Even sadder that the banishing of jelly beans and weird hard candies to the trash can is the disappearance of the cookies and popcorn balls that used to be trick-or-treat staples. Can we even imagine a time when offering homemade treats to children at the door, even children you didn't know, would have been considered acceptable, desirable even? Yet this was common practice well into the 1950s. The Halloween sadist legends are part of a larger movement in American culture away from our sense that we can do it ourselves. The factory does it better, tastier, safer. In the anonymous Halloween exchange, when we don't personally know that person dropping candy bars in little Petal's bag, it is as though the brand name is the only thing we can really trust. Which is also ironic, since in fact those brand names are not humans, but faceless corporate machines.

It is only in the last few years, with the do-it-yourself and Slow Food movements, that we've seen some real challenges to this market-driven value and a return to the local and handmade. But does this mean we'll see a resurgence of homemade cookies this Halloween? I doubt it - at least not for those anonymous exchanges that are the essence of trick-or-treat.
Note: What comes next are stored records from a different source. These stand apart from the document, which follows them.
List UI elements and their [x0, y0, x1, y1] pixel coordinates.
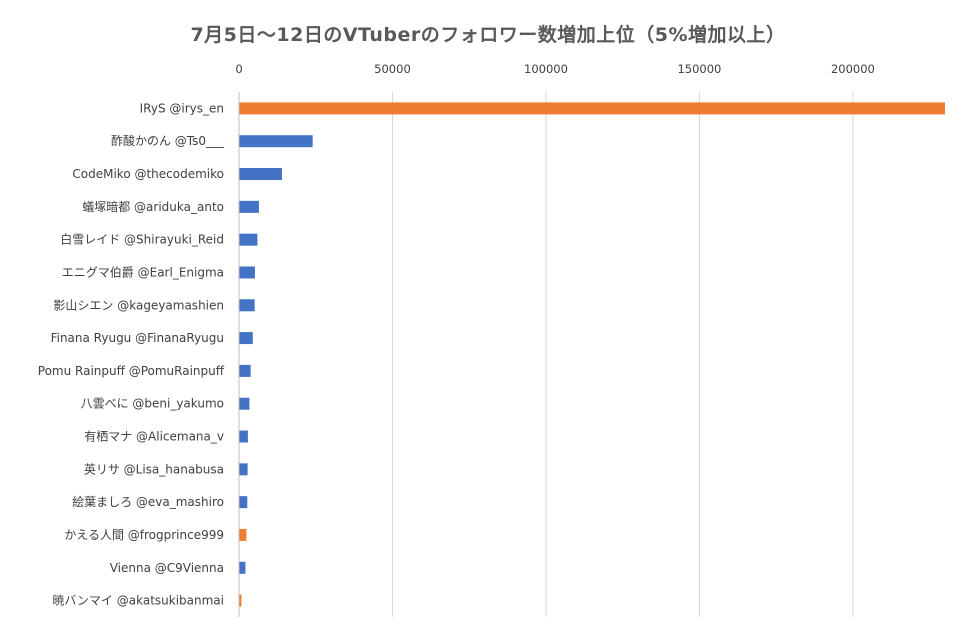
- bar: [239, 332, 253, 345]
- bar: [239, 364, 251, 377]
- bars: [239, 102, 945, 607]
- bar: [239, 561, 246, 574]
- category-label: Pomu Rainpuff @PomuRainpuff: [38, 364, 225, 378]
- bar: [239, 463, 248, 476]
- category-label: 英リサ @Lisa_hanabusa: [84, 462, 224, 476]
- x-tick-label: 200000: [831, 62, 875, 76]
- category-label: 八雲べに @beni_yakumo: [81, 397, 224, 411]
- bar: [239, 233, 258, 246]
- category-labels: IRyS @irys_en 酢酸かのん @Ts0___ CodeMiko @thec…: [38, 101, 225, 607]
- x-axis-ticks: 0 50000 100000 150000 200000: [235, 62, 875, 76]
- category-label: Vienna @C9Vienna: [110, 561, 224, 575]
- x-tick-label: 0: [235, 62, 242, 76]
- bar: [239, 528, 247, 541]
- category-label: IRyS @irys_en: [140, 101, 224, 115]
- x-tick-label: 150000: [677, 62, 721, 76]
- bar: [239, 102, 945, 115]
- category-label: 暁バンマイ @akatsukibanmai: [52, 594, 224, 608]
- category-label: 有栖マナ @Alicemana_v: [84, 429, 224, 444]
- x-tick-label: 100000: [524, 62, 568, 76]
- category-label: 影山シエン @kageyamashien: [53, 298, 224, 312]
- chart-title: 7月5日～12日のVTuberのフォロワー数増加上位（5%増加以上）: [190, 24, 786, 46]
- bar: [239, 200, 259, 213]
- category-label: 酢酸かのん @Ts0___: [111, 133, 225, 148]
- bar: [239, 299, 255, 312]
- gridlines: [238, 92, 854, 617]
- category-label: かえる人間 @frogprince999: [64, 528, 224, 542]
- category-label: エニグマ伯爵 @Earl_Enigma: [62, 264, 224, 279]
- category-label: Finana Ryugu @FinanaRyugu: [51, 331, 224, 345]
- bar: [239, 168, 282, 181]
- bar: [239, 496, 248, 509]
- x-tick-label: 50000: [374, 62, 411, 76]
- bar: [239, 594, 242, 607]
- bar: [239, 397, 250, 410]
- category-label: 白雪レイド @Shirayuki_Reid: [60, 232, 224, 247]
- bar: [239, 430, 248, 443]
- bar: [239, 266, 255, 279]
- category-label: 絵葉ましろ @eva_mashiro: [72, 494, 224, 509]
- category-label: CodeMiko @thecodemiko: [72, 167, 224, 181]
- category-label: 蟻塚暗都 @ariduka_anto: [82, 199, 224, 214]
- bar: [239, 135, 313, 148]
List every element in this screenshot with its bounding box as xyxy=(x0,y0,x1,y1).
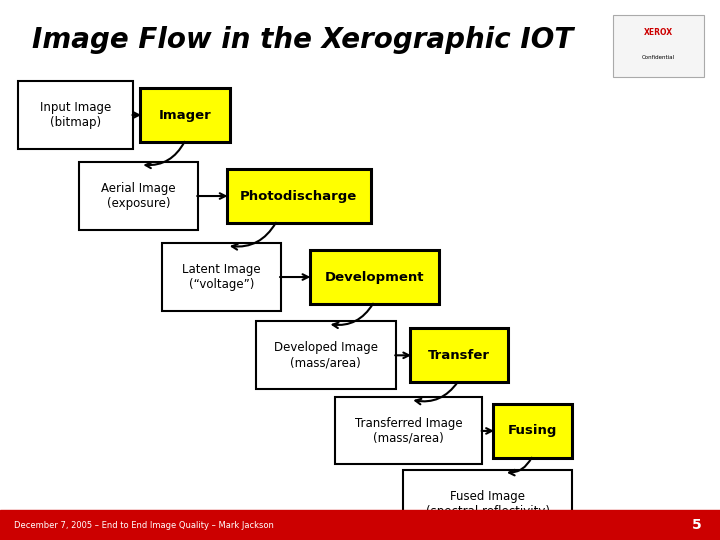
Text: Imager: Imager xyxy=(159,109,212,122)
Text: December 7, 2005 – End to End Image Quality – Mark Jackson: December 7, 2005 – End to End Image Qual… xyxy=(14,521,274,530)
FancyBboxPatch shape xyxy=(410,328,508,382)
FancyBboxPatch shape xyxy=(403,470,572,537)
Text: Aerial Image
(exposure): Aerial Image (exposure) xyxy=(102,182,176,210)
Text: Photodischarge: Photodischarge xyxy=(240,190,357,202)
Text: Transferred Image
(mass/area): Transferred Image (mass/area) xyxy=(355,417,462,444)
FancyBboxPatch shape xyxy=(493,404,572,458)
FancyBboxPatch shape xyxy=(310,250,439,304)
FancyBboxPatch shape xyxy=(79,162,198,230)
FancyBboxPatch shape xyxy=(335,397,482,464)
Text: Development: Development xyxy=(325,271,424,284)
FancyBboxPatch shape xyxy=(140,88,230,142)
Text: Fused Image
(spectral reflectivity): Fused Image (spectral reflectivity) xyxy=(426,490,550,517)
FancyBboxPatch shape xyxy=(256,321,396,389)
Text: Transfer: Transfer xyxy=(428,349,490,362)
Text: Fusing: Fusing xyxy=(508,424,557,437)
FancyBboxPatch shape xyxy=(18,81,133,148)
Bar xyxy=(0,510,720,540)
FancyBboxPatch shape xyxy=(613,15,704,77)
Text: Image Flow in the Xerographic IOT: Image Flow in the Xerographic IOT xyxy=(32,26,573,55)
Text: Latent Image
(“voltage”): Latent Image (“voltage”) xyxy=(182,263,261,291)
FancyBboxPatch shape xyxy=(162,243,281,310)
Text: Developed Image
(mass/area): Developed Image (mass/area) xyxy=(274,341,378,369)
Text: XEROX: XEROX xyxy=(644,28,673,37)
Text: Confidential: Confidential xyxy=(642,55,675,60)
FancyBboxPatch shape xyxy=(227,169,371,223)
Text: Input Image
(bitmap): Input Image (bitmap) xyxy=(40,101,111,129)
Text: 5: 5 xyxy=(692,518,702,532)
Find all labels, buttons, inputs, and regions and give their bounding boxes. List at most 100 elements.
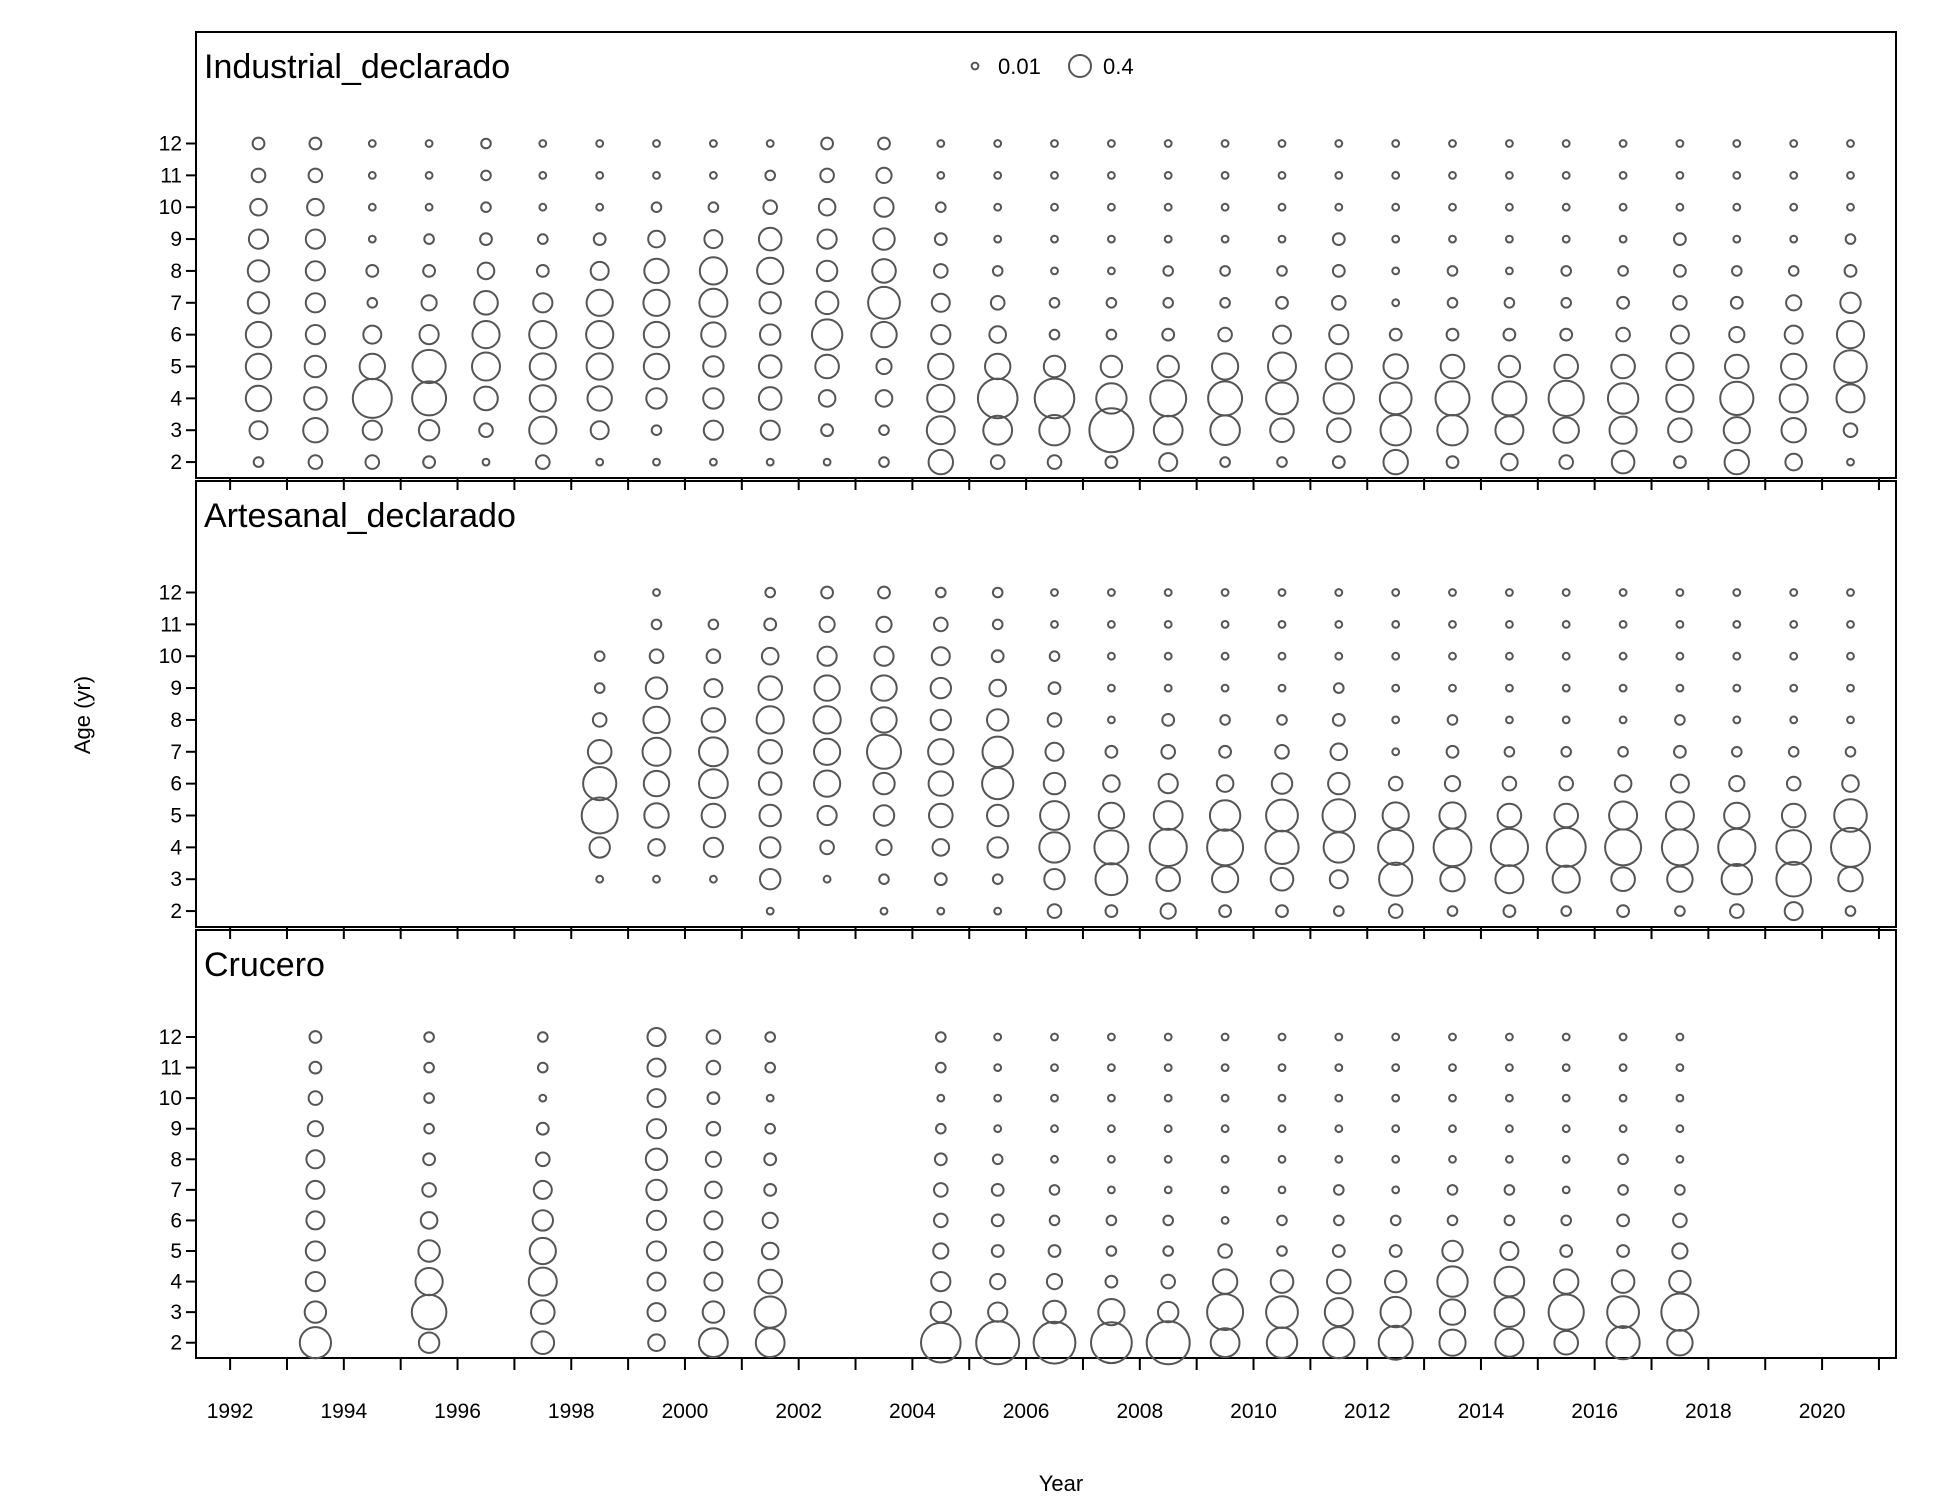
bubble: [1618, 139, 1628, 148]
bubble: [1842, 422, 1859, 439]
bubble: [1209, 1327, 1241, 1359]
bubble: [1265, 1326, 1299, 1359]
legend-bubble: [1068, 54, 1092, 78]
bubble: [1152, 800, 1184, 831]
bubble: [1107, 683, 1116, 693]
bubble: [1391, 1063, 1401, 1072]
bubble: [647, 838, 666, 857]
bubble: [535, 264, 550, 278]
y-tick-label: 2: [170, 1332, 182, 1355]
bubble: [1391, 234, 1401, 244]
bubble: [365, 264, 380, 278]
bubble: [822, 457, 832, 467]
bubble: [758, 291, 782, 315]
bubble: [424, 171, 434, 180]
bubble: [647, 229, 666, 249]
x-tick-label: 2018: [1685, 1400, 1732, 1423]
bubble: [1391, 139, 1401, 148]
bubble: [422, 455, 437, 470]
bubble: [987, 1301, 1009, 1323]
bubble: [251, 136, 266, 151]
bubble: [993, 234, 1003, 244]
bubble: [1378, 381, 1413, 416]
bubble: [1789, 171, 1799, 180]
bubble: [761, 1211, 779, 1230]
bubble: [931, 838, 951, 857]
bubble: [1606, 1295, 1640, 1329]
bubble: [1090, 1321, 1133, 1365]
bubble: [1270, 772, 1294, 795]
bubble: [1105, 328, 1118, 341]
bubble: [991, 586, 1004, 599]
y-tick-label: 5: [170, 356, 182, 379]
bubble: [1107, 620, 1116, 629]
bubble: [757, 675, 784, 701]
bubble: [1163, 620, 1173, 629]
bubble: [1669, 324, 1690, 345]
bubble: [819, 167, 835, 184]
bubble: [936, 906, 946, 916]
bubble: [1505, 266, 1514, 276]
bubble: [1217, 1243, 1233, 1259]
bubble: [1617, 265, 1629, 277]
bubble: [813, 769, 842, 798]
bubble: [1553, 1329, 1579, 1356]
bubble: [585, 352, 614, 381]
bubble: [1050, 234, 1059, 244]
bubble: [1328, 324, 1350, 346]
bubble: [1505, 683, 1514, 693]
bubble: [593, 682, 606, 694]
bubble: [1206, 828, 1245, 867]
x-tick-label: 2004: [889, 1400, 936, 1423]
bubble: [871, 258, 897, 284]
bubble: [698, 768, 729, 799]
bubble: [1277, 588, 1287, 597]
bubble: [1321, 798, 1357, 833]
bubble: [303, 354, 328, 379]
bubble: [1560, 905, 1572, 917]
bubble: [875, 166, 893, 184]
bubble: [878, 456, 890, 468]
bubble: [867, 285, 901, 320]
bubble: [757, 354, 783, 379]
bubble: [1331, 1244, 1346, 1258]
bubble: [1107, 1032, 1116, 1042]
bubble: [1333, 1184, 1345, 1196]
bubble: [1105, 297, 1118, 309]
bubble: [1162, 1245, 1174, 1257]
bubble: [1448, 588, 1457, 597]
bubble: [754, 1327, 786, 1359]
bubble: [642, 769, 671, 798]
bubble: [646, 1271, 667, 1292]
bubble: [1729, 295, 1744, 310]
bubble: [870, 320, 898, 349]
bubble: [1391, 266, 1401, 276]
bubble: [1843, 264, 1858, 278]
bubble: [1050, 1124, 1059, 1134]
bubble: [1391, 1154, 1401, 1164]
bubble: [1329, 742, 1349, 762]
bubble: [1322, 1326, 1356, 1360]
bubble: [367, 171, 377, 180]
bubble: [933, 263, 949, 279]
bubble: [757, 226, 783, 252]
bubble: [1489, 827, 1530, 868]
panel-frame: [195, 929, 1897, 1359]
bubble: [362, 324, 383, 345]
y-tick-label: 7: [170, 741, 182, 764]
bubble: [816, 645, 838, 667]
bubble: [1048, 1184, 1061, 1196]
bubble: [1102, 774, 1121, 793]
bubble: [1331, 295, 1347, 311]
bubble: [1088, 407, 1135, 454]
bubble: [815, 259, 839, 283]
bubble: [244, 352, 273, 381]
bubble: [760, 646, 780, 666]
bubble: [646, 1302, 667, 1323]
bubble: [645, 1240, 668, 1262]
bubble: [1220, 1216, 1230, 1225]
bubble: [1097, 801, 1126, 830]
bubble: [414, 1267, 444, 1297]
bubble: [1163, 651, 1173, 661]
bubble: [765, 139, 775, 148]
Now that we've eaten the apple of fear and distrust, it doesn't seem likely that we'll change our suspicions anytime soon. Americans today seem quite eager to put their faith in brand names and global conglomerates and to shun old-guard civic institutions like governments, schools, and neighborhood communities. And when it's about the safety of our children, reason easily gives way to hysteria. My scholarly, historical, rational self tells me that psychopaths don't go to the trouble to bake cookies or soak loose lemon drops in LSD. My hovering, nervous, worried mother self doesn't care. Unwrapped jelly beans, into the trash you go.